| Thiruvananthapuram |
Updated: December 7, 2017 6:05 am
The Kerala Women’s Commission on Wednesday asked police to take action against trolls who insulted three Muslim women college students who participated in a World Aids Day flash mob wearing hijab on December 1.
Commission chairperson M C Josephine said the insults and sexually explicit social media attacks were an insult to the state and hurt the dignity of women and that the commission would take deterrent steps.
Several flash mobs — a group dance that looks like an impromptu jig on a street — performed on December 1 at the Kottakkunnu junction, in front of a state bus depot, in Mallapuram. In one of the flash mobs were the three women dancing to Jimmikki Kammal, a popular Malayalam film song. The health department of Mallapuram district organised several events on AIDS awareness, among them the flash mobs.

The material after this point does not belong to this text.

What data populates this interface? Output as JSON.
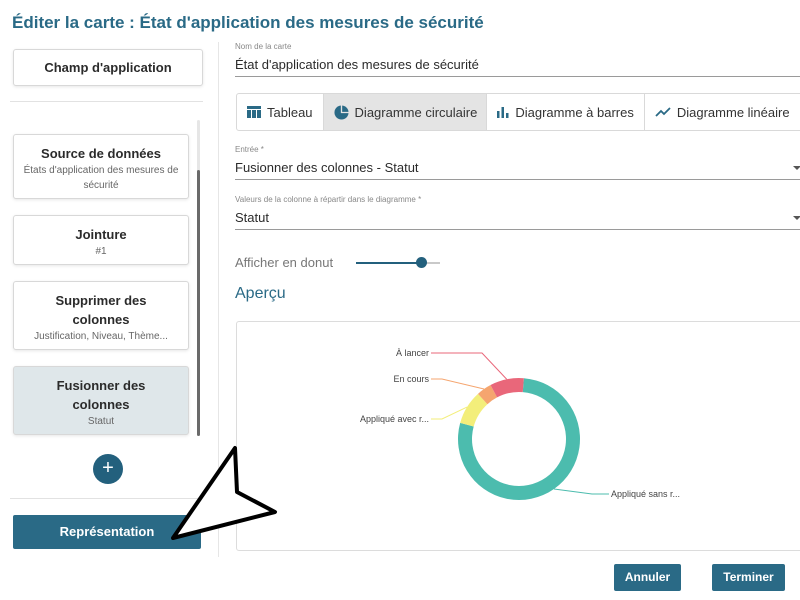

Unsavoury comments were made on social media when the video started circulating. Those who backed the performance were not spared either. The women are students of Educare Dental College. They were among 50 students from the campus who were part of the AIDS awareness event. The college’s mass media officer (of the health department) Gopalan Kutty said: “The college volunteered to take part in the awareness programme. Of the 50 students, 15 participated in the flash mobs. In one performance, only three girls participated. Unfortunately, the video of that show was circulated on social media. In the other flash mobs, there were girls from Hindu, Muslim and Christian communities. In fact, the college had come forward to conduct the flash mobs.’’

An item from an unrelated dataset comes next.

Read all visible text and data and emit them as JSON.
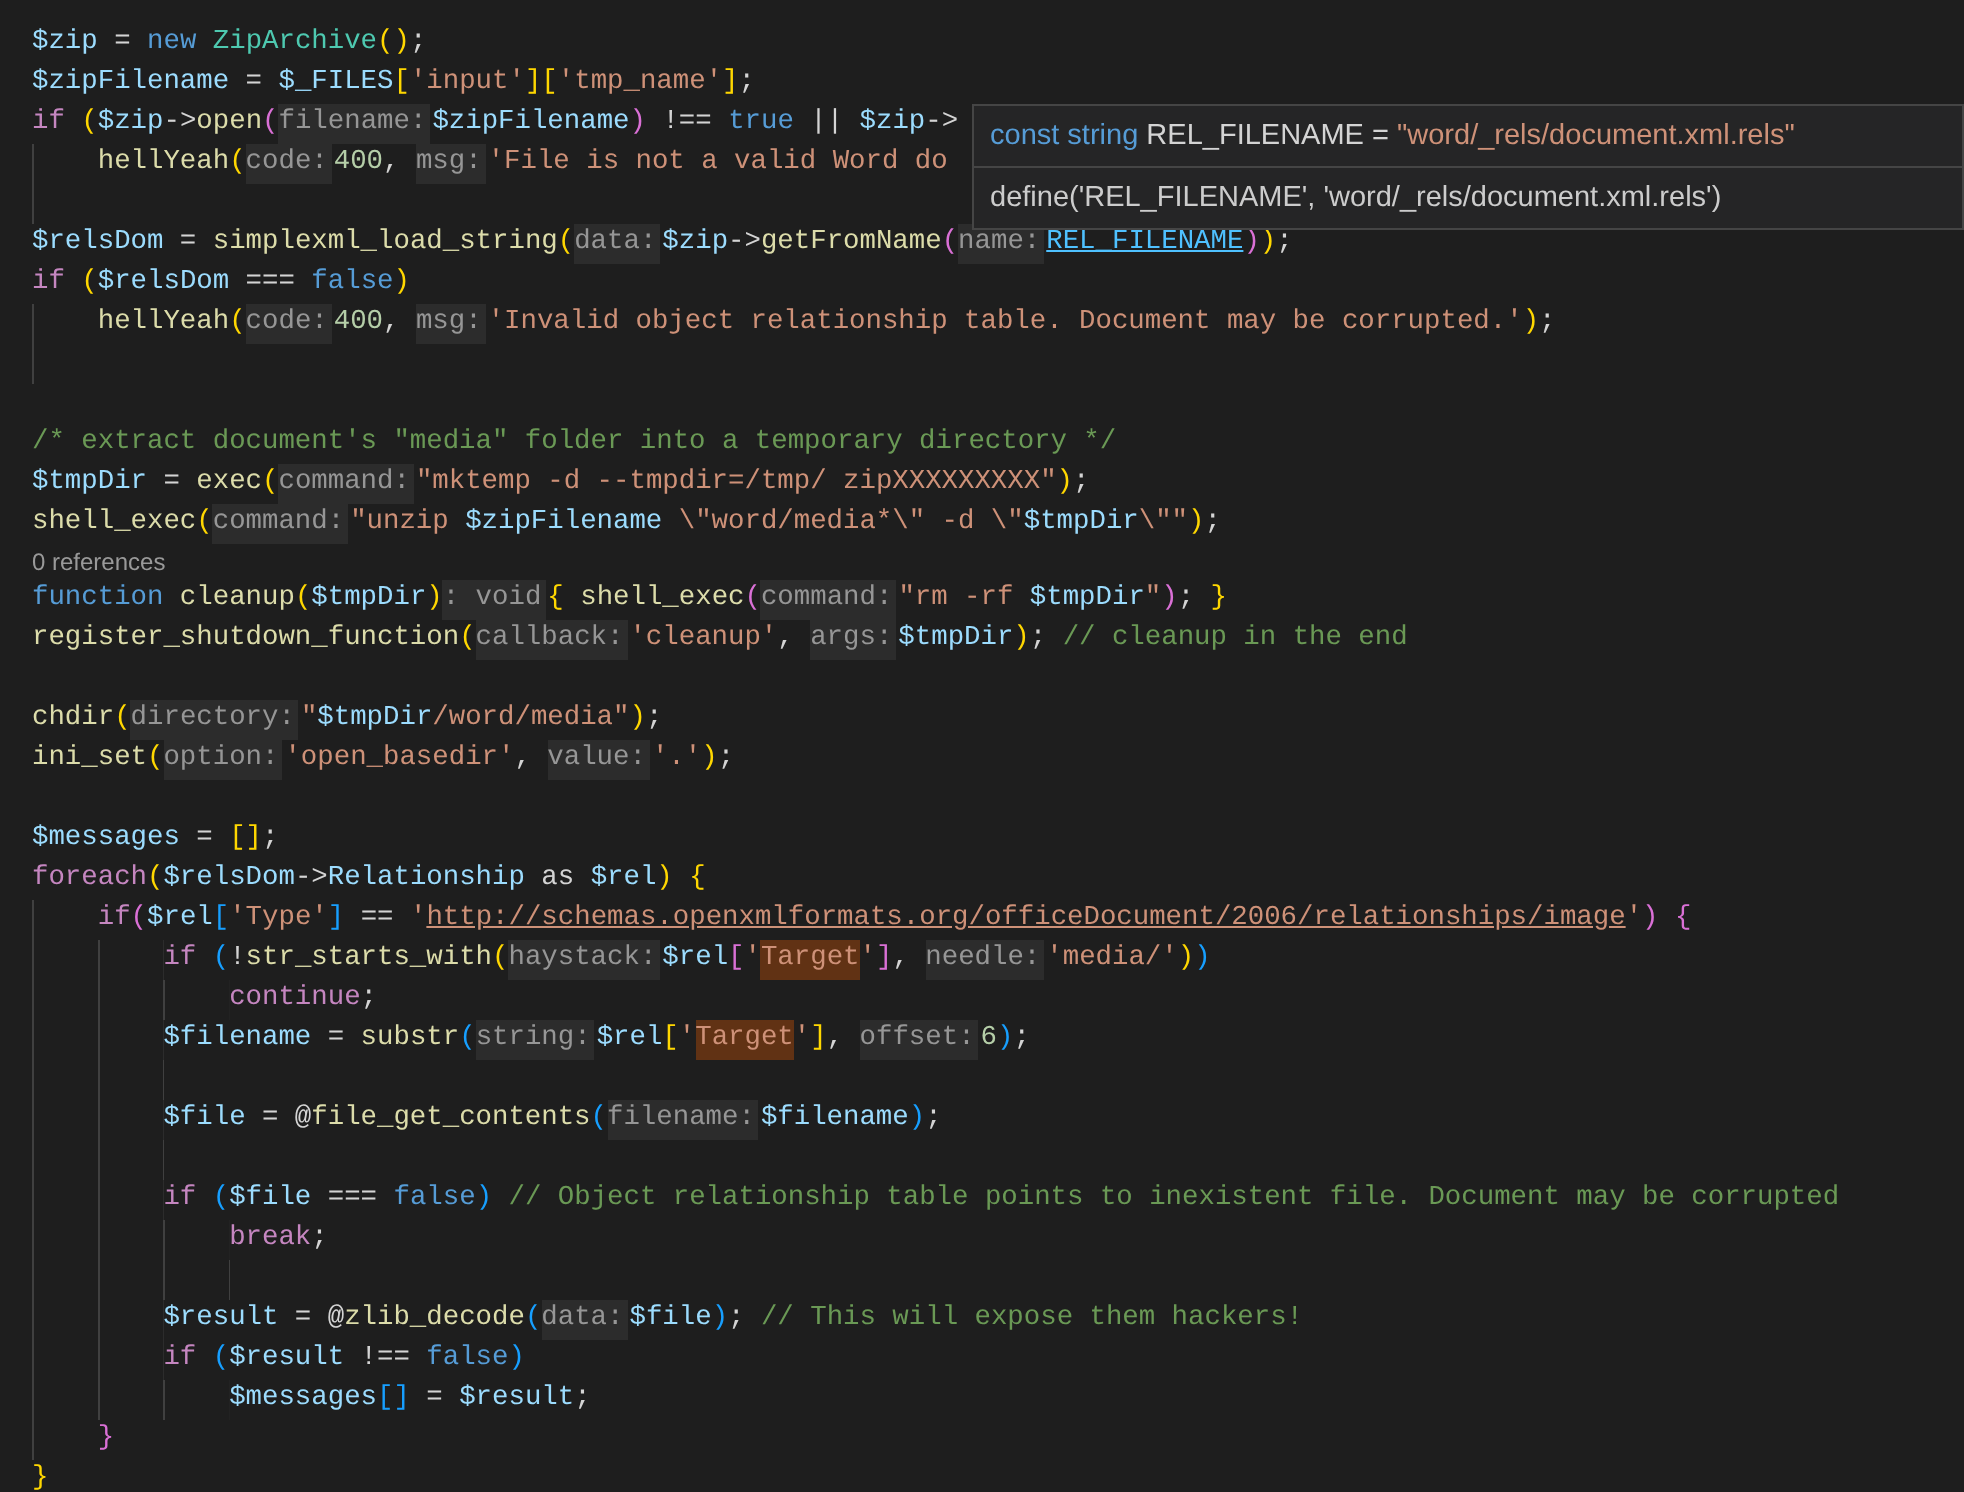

College administrator Abdul Razak said: “We have no complaints against the girls participating in the flash mob wearing hijab. We believe these students have the freedom to stage such a performance. The trouble started when someone singled out three Muslim girls and circulated their video on social media.”
Nazer Faisy Koodathai, the general secretary of Samastha Kerala Sunni Students’ Federation, said a religion cannot be blamed for comments by orthodox elements of a community. “Religious scholars and preachers have the freedom to speak on an action as right or wrong. Islam does not encourage women dancing in public. However, it is up to each person to accept to refuse it,’’ he said.
A radio jockey in Doha, R J Sooraj, who appreciated the women’s courage, lashed out at the trolling against them.
In the video uploaded on Facebook, Sooraj asked why were those who speak about the freedom of Hadiya (a Muslim convert whose nullified marriage is being heard by the Supreme Court) not respecting the freedom of these girls. He too came under fire from trolls.
On Tuesday, Sooraj said extremist elements on both sides were exploiting his comments. “For the time being I am keeping away from the job of jockey at Radio Malayalam. I tender apology if my comments have hurt the religious sentiments.”
“In the past, I have never tried to defame any religion. I will never do so. Please consider this as a mistake. My politics has never been aligned with RSS-BJP-Sangh Parivar…. I have had Communist leanings. I will never take up such issues again. I realised that this issue has crossed limits and is even being given a communal tinge. That was not my intent,” Sooraj said.
Sooraj’s public apology and withdrawal from the show is learnt to have stemmed from the displeasure of the radio show’s management in Doha and among the Muslim community there.